Hamilton continued to operate ‘just within the law’. He continued to provoke unease, even outright fear, in the people he met. His voice was soft and he had a way of ‘wringing his hands’ when he spoke. He was bald and wore big spectacles and an anorak. In 1985 he sold his Woodcraft business and for the next eight years claimed unemployment benefit, until an investigation by the Department of Social Security in 1993 cut him off. After that he had no dependable source of income. His few friends drifted away, or were frightened off, or grew angry at his increasingly odd behaviour. His boys’ clubs were sparsely attended, when he could get them going at all. At his last club, he began to ask one particular boy about the layout of his primary school in Dunblane. Where was the gym? What time did certain classes go to the gym? ‘He asked the boy the same questions every week for two years.’

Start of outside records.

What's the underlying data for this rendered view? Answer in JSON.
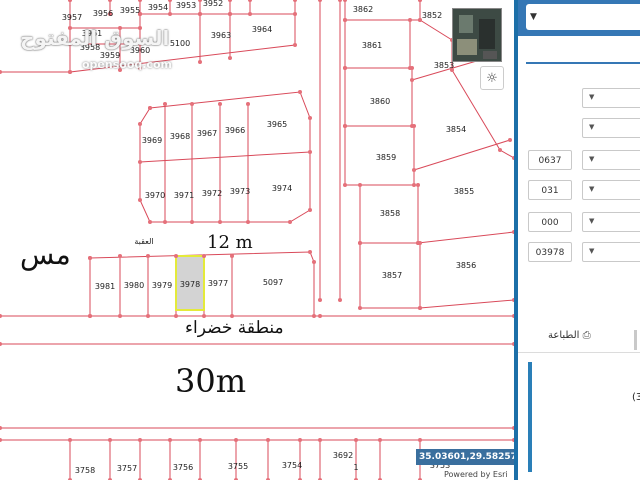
{
  "map": {
    "top_parcels": [
      "3957",
      "3956",
      "3955",
      "3954",
      "3953",
      "3952",
      "3958",
      "3959",
      "3960",
      "3961",
      "5100",
      "3963",
      "3964"
    ],
    "block_parcels": [
      "3965",
      "3966",
      "3967",
      "3968",
      "3969",
      "3970",
      "3971",
      "3972",
      "3973",
      "3974"
    ],
    "right_parcels": [
      "3862",
      "3852",
      "3861",
      "3853",
      "3860",
      "3854",
      "3859",
      "3855",
      "3858",
      "3857",
      "3856"
    ],
    "road_parcels": [
      "3981",
      "3980",
      "3979",
      "3978",
      "3977",
      "5097"
    ],
    "selected_parcel": "3978",
    "bottom_parcels": [
      "3758",
      "3757",
      "3756",
      "3755",
      "3754",
      "3692",
      "3753"
    ],
    "lower_right_label": "1",
    "frontage_label": "12 m",
    "road_label_small": "العقبة",
    "green_zone_label": "منطقة خضراء",
    "road_width_label": "30m",
    "left_partial_label": "مس",
    "coordinates": "35.03601,29.58257",
    "powered_by": "Powered by Esri",
    "watermark": "السوق المفتوح",
    "watermark_sub": "opensooq.com"
  },
  "colors": {
    "parcel_line": "#d94a5a",
    "vertex": "#e5707a",
    "selected_fill": "#d3d3d3",
    "selected_border": "#e4ea3a",
    "panel_accent": "#3577b5",
    "coord_bg": "#3a6f9e"
  },
  "icons": {
    "basemap": "satellite-thumbnail-icon",
    "locate": "sun-locate-icon",
    "print": "printer-icon",
    "caret": "caret-down-icon"
  },
  "panel": {
    "top_select_value": "",
    "fields": [
      {
        "value": ""
      },
      {
        "value": ""
      },
      {
        "value": "0637"
      },
      {
        "value": "031"
      },
      {
        "value": "000"
      },
      {
        "value": "03978"
      }
    ],
    "print_label": "الطباعة",
    "partial_text": "(3"
  }
}
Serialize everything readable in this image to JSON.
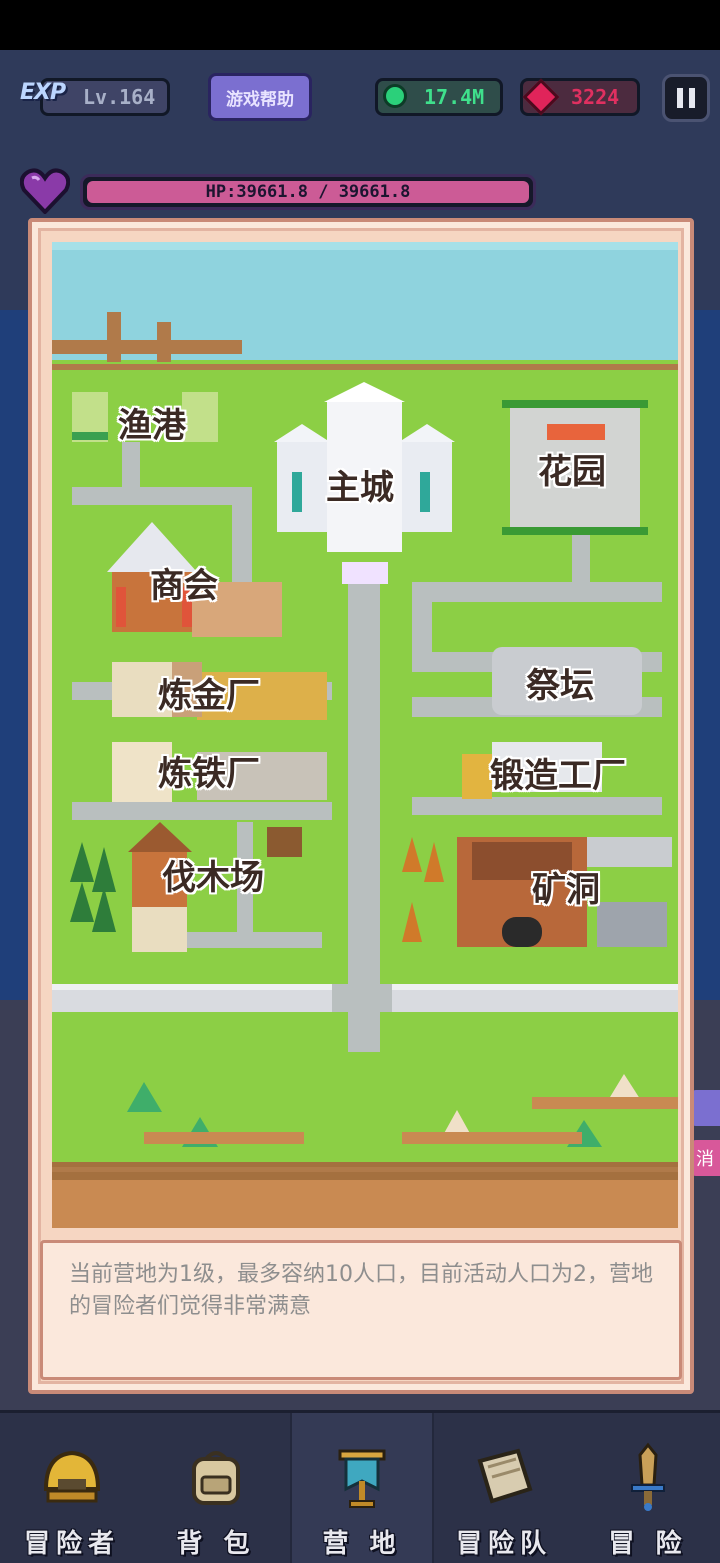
{
  "hud": {
    "exp_label": "EXP",
    "level": "Lv.164",
    "help_button": "游戏帮助",
    "gems": "17.4M",
    "rubies": "3224",
    "pause_icon": "pause-icon"
  },
  "hp": {
    "text": "HP:39661.8 / 39661.8",
    "fraction": 1.0,
    "color": "#cc5b96"
  },
  "map": {
    "labels": {
      "harbor": "渔港",
      "main_city": "主城",
      "garden": "花园",
      "guild": "商会",
      "altar": "祭坛",
      "alchemy": "炼金厂",
      "smelter": "炼铁厂",
      "forge": "锻造工厂",
      "lumber": "伐木场",
      "mine": "矿洞"
    }
  },
  "description": "当前营地为1级，最多容纳10人口，目前活动人口为2，营地的冒险者们觉得非常满意",
  "side_tab": "消",
  "nav": {
    "items": [
      {
        "label": "冒险者",
        "icon": "helmet-icon"
      },
      {
        "label": "背 包",
        "icon": "backpack-icon"
      },
      {
        "label": "营 地",
        "icon": "banner-icon"
      },
      {
        "label": "冒险队",
        "icon": "book-icon"
      },
      {
        "label": "冒 险",
        "icon": "sword-icon"
      }
    ],
    "active_index": 2
  },
  "colors": {
    "grass": "#8ccf45",
    "road": "#b9bfbf",
    "water": "#8fd3de",
    "panel": "#f6d6c2"
  }
}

One by one, Hamilton’s few tenuous links to the community broke, or were broken. He was by now in his early forties. He came increasingly to depend on his guns for a kind of emotional support. His few conversations with other people began to revolve obsessively around guns. He owned two 9mm Browning semi-automatic pistols and two .357 Smith & Wesson Magnum revolvers. He also owned ‘three steel strongboxes full of ammunition’. He had approached various local shooting clubs and asked to shoot, without ever becoming an official member of any of them. Members of these clubs found his behaviour unseemly, or disturbing. At the range, he would fire off huge numbers of rounds – an etiquette violation. One gun-club member refused to let Hamilton sit in the back seat of his car when he gave him a lift, imagining that he might shoot him: ‘I, as I have said, was very uneasy in the gentleman’s presence.’

On March 12th, 1996, Hamilton rented a white van from a car hire business in Stirling. The receptionist was struck by his lack of affect: ‘He unnerved me quite a bit … the way he spoke mainly. He spoke very slowly, very clearly, precisely, but with no emotion or expression. There was just nothing, nothing in there. You couldn’t have held a conversation with him.’ Hamilton then visited his mother, Agnes. At her house, ‘he had a cup of tea and a hot bath’. For the first twenty-two years of his life, Hamilton had believed Agnes to be his older sister. He was adopted, aged four, by Agnes’s parents – his grandparents. His father had walked out shortly after Hamilton’s birth. The truth was finally revealed to him in 1974. ‘He took it well,’ Agnes later said.

It was a cold night. The next morning, Hamilton had to de-ice his hired van. He drove to Dunblane Primary school. The drive took about twenty minutes. In the van with him were two large canvas bags containing his guns and large quantities of ammunition. He had also brought a pair of ear defenders, of the sort worn on shooting ranges. He entered the school via a side door just after morning assembly had finished. He found his way to the gym, where Gwyn Mayor’s class of five- and six-year olds were about to start PE. ‘He started to spray shots everywhere,’ as Eileen Harrild, the PE teacher, later said. ‘The children started screaming.’

When Hamilton was finished, sixteen small children were dead or dying. Gwyn Mayor was also dead. Fifteen children and adults had been injured, including Eileen Harrild. Hamilton removed his .357 Smith & Wesson Magnum from one of his canvas bags. He put it in his mouth, pointing upwards, and fired. ‘The bullet passed through his skull, bounced off the stone wall behind and fell tinkling to the wooden floor.’ The massacre had lasted for approximately five minutes, from 9:35 am to 9:40 am. One of the surviving children kept repeating, ‘What a bad man … what a bad man … what a bad man.’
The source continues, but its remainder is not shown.